CustomLog=""|/opt/nevisproxy/bin/qslog -f ISBDUkEa -x -u nvpuser -o
/var/opt/nevisproxy/default/logs/stat.log" "%h %>s %b %D %{clID}e %k
%{Event}e %{dTr1B}e ""
Nagios
The following example shows how you can configure Nagios to monitor your Nevis infrastructure.
check_snmp
The check_snmp
plugin needs to be installed on your Nagios server. We recommend adding two commands using this plugin (usually within the /etc/nagios3/commands.cfg
file) to verify status responses either by regular expressions or thresholds.

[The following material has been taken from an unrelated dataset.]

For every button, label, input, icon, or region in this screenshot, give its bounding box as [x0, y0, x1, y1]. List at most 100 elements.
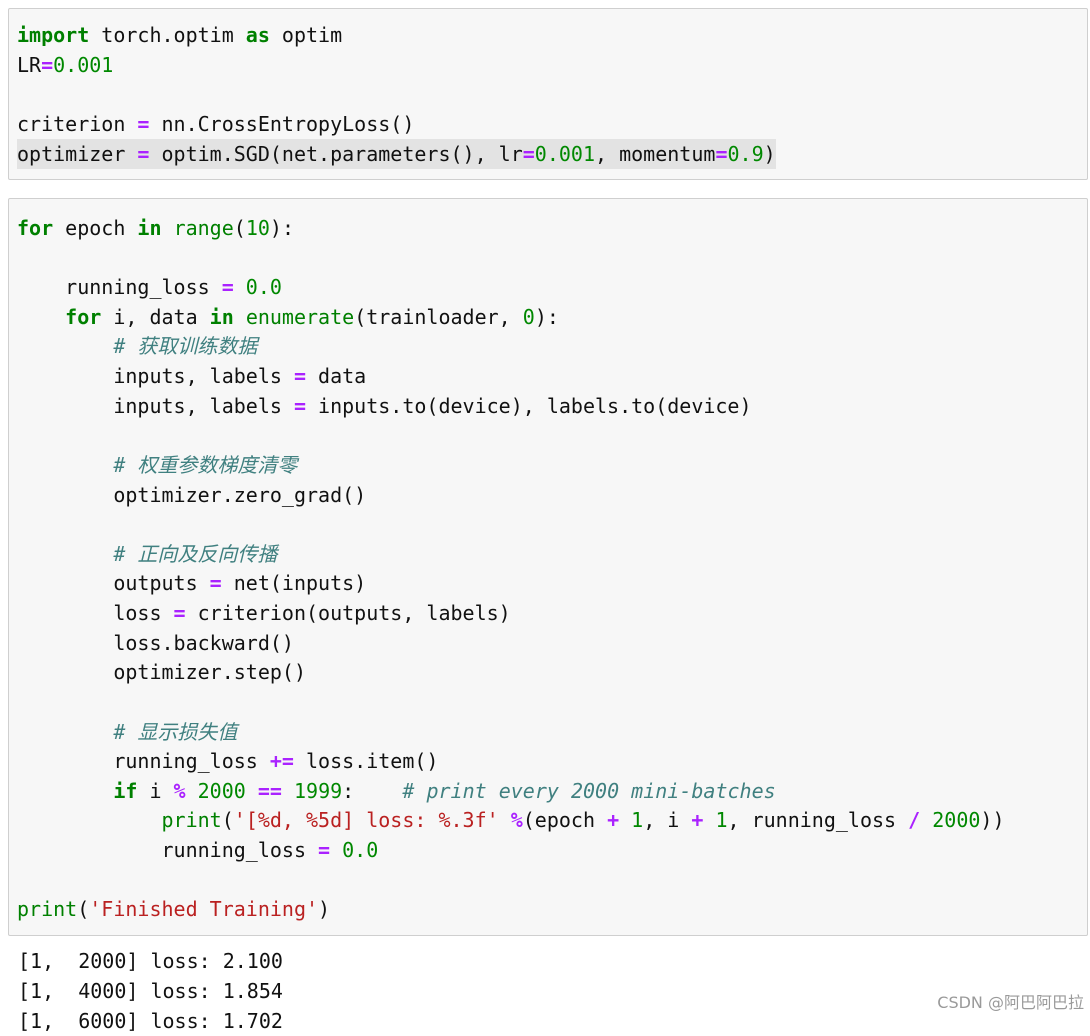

Adapt the path "/usr/lib/nagios/plugins/" according to your environment.
Sample commands using check:snmp
define command{
command_name check_snmp_neviscmd
command_line /usr/lib/nagios/plugins/check_snmp -H $HOSTADDRESS$ -o $ARG1$ -C
$ARG2$ -t 20 -r $ARG3$
}
define command{
command_name check_snmp_neviscmd_threshold
command_line /usr/lib/nagios/plugins/check_snmp -H $HOSTADDRESS$ -o $ARG1$ -C
$ARG2$ -t 20 -w $ARG3$
You can now configure the OIDs to monitor within the configuration files of your Nagios server. Figure 3 shows you a sample Nagios configuration to monitor the state of a nevisProxy instance (if it is up or down). The string "public" represents the community string to authenticate the SNMP requests. Adapt it to your environment settings.
Example for checking the status of a nevisProxy instance
define service {
use generic-service
host_name myserver
service_description nevisProxy default status
check_command check_snmp_neviscmd!.1.3.6.1.4.1.6059.2.7.20.1.3.1!public!1
}
nagiosCfg.sh
The shell script /root/tools/nagiosCfg.sh
can be used to:
- read the current status information from the specified nevisAppliance over the network, and
- generate a base configuration file that can be used by Nagios.